« Le fascisme peut revenir sur la scène à condition qu’il s’appelle anti-fascisme »

Le fascisme peut revenir sur la scène à condition qu’il s’appelle anti-fascisme.

Pier Paolo PasoliniLettres luthériennes (1976)

« Il existe aujourd’hui une forme d’antifascisme archéologique qui est en somme un bon prétexte pour se décerner un brevet d’antifascisme réel. Il s’agit d’un antifascisme facile, qui a pour objet et objectif un fascisme archaïque qui n’existe plus et qui n’existera plus jamais. […] Voilà pourquoi une bonne partie de l’antifascisme d’aujourd’hui ou, du moins, de ce que l’on appelle antifascisme, est soit naïf et stupide, soit prétextuel et de mauvaise foi ; en effet, elle combat, ou fait semblant de combattre, un phénomène mort et enterré, archéologique, qui ne peut plus faire peur à personne. C’est, en somme, un antifascisme de tout confort et de tout repos. »

« Je suis profondément convaincu que le vrai fascisme est ce que les sociologues ont trop gentiment nommé « la société de consommation », définition qui paraît inoffensive et purement indicative. Il n’en est rien. »

« Il ne s’agit plus, comme à l’époque mussolinienne, d’un enrégimentement superficiel, scénographique, mais d’un enrégimentement réel, qui a volé et changé leur âme. Ce qui signifie, en définitive, que cette « civilisation de consommation » est une civilisation dictatoriale. En somme, si le mot de « fascisme » signifie violence du pouvoir, la « société de consommation » a bien réalisé le fascisme. »

« Le fascisme, je tiens à le répéter, n’a pas même, au fond, été capable d’égratigner l’âme du peuple italien, tandis que le nouveau fascisme, grâce aux nouveaux moyens de communication et d’information (surtout, justement, la télévision), l’a non seulement égratignée, mais encore lacérée, violée, souillée à jamais »

« Aucun centralisme fasciste n’est parvenu à faire ce qu’a fait le centralisme de la société de consommation. »

Écrits corsaires (1976)


Se déclarer antifasciste dans un pays où il n’y a pas l’ombre de fascisme, c’est évidemment la seule façon d’amener celui-ci à la vie.

Pierre Drieu la RochelleGilles (1939)

4 commentaires

  1. Franchement, c’est complètement décalé et à côté de la plaque par rapport à ce qu’on vit actuellement. quand Pasolini écrivait ça l’extrême droite faisait des scores dérisoires.

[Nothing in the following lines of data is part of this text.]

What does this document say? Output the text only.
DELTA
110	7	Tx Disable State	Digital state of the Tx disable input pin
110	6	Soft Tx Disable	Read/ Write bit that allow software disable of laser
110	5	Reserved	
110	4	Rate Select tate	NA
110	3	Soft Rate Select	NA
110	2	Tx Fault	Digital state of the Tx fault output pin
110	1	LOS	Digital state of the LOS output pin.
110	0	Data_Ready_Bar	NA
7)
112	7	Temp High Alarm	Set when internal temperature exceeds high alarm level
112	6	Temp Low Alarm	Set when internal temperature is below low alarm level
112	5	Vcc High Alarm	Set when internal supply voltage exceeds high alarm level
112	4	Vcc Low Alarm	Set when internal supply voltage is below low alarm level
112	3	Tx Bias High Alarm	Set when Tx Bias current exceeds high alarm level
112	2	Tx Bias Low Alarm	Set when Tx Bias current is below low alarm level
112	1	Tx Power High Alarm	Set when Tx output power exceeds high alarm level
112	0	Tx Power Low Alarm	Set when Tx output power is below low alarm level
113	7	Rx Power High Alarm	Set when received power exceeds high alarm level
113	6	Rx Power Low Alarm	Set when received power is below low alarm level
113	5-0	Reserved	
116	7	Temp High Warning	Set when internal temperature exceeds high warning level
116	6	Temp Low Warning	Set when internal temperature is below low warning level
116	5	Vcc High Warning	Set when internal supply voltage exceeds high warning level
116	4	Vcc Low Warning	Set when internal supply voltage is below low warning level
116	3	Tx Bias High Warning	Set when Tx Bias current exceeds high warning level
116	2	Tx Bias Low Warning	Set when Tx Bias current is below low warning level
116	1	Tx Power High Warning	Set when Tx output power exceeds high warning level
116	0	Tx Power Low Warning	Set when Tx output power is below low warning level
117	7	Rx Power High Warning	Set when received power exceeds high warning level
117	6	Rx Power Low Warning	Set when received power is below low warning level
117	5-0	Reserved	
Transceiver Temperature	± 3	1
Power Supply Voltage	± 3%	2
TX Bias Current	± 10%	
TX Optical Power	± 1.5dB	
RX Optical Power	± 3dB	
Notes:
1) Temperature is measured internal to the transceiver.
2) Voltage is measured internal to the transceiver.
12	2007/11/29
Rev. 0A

Aujourd’hui les déchets identitaires tiennent le haut du pavé prtout et des Zemmour et Valeurs « Je suis partout actuel » écument les platauux télé. Quand des nazis assassinent 9 personnes à Hanau c’est sous couvert d’antifascisme? Aujourd’hui, traiter les antifas de fachos, c’est se mettre au niveau de Trump.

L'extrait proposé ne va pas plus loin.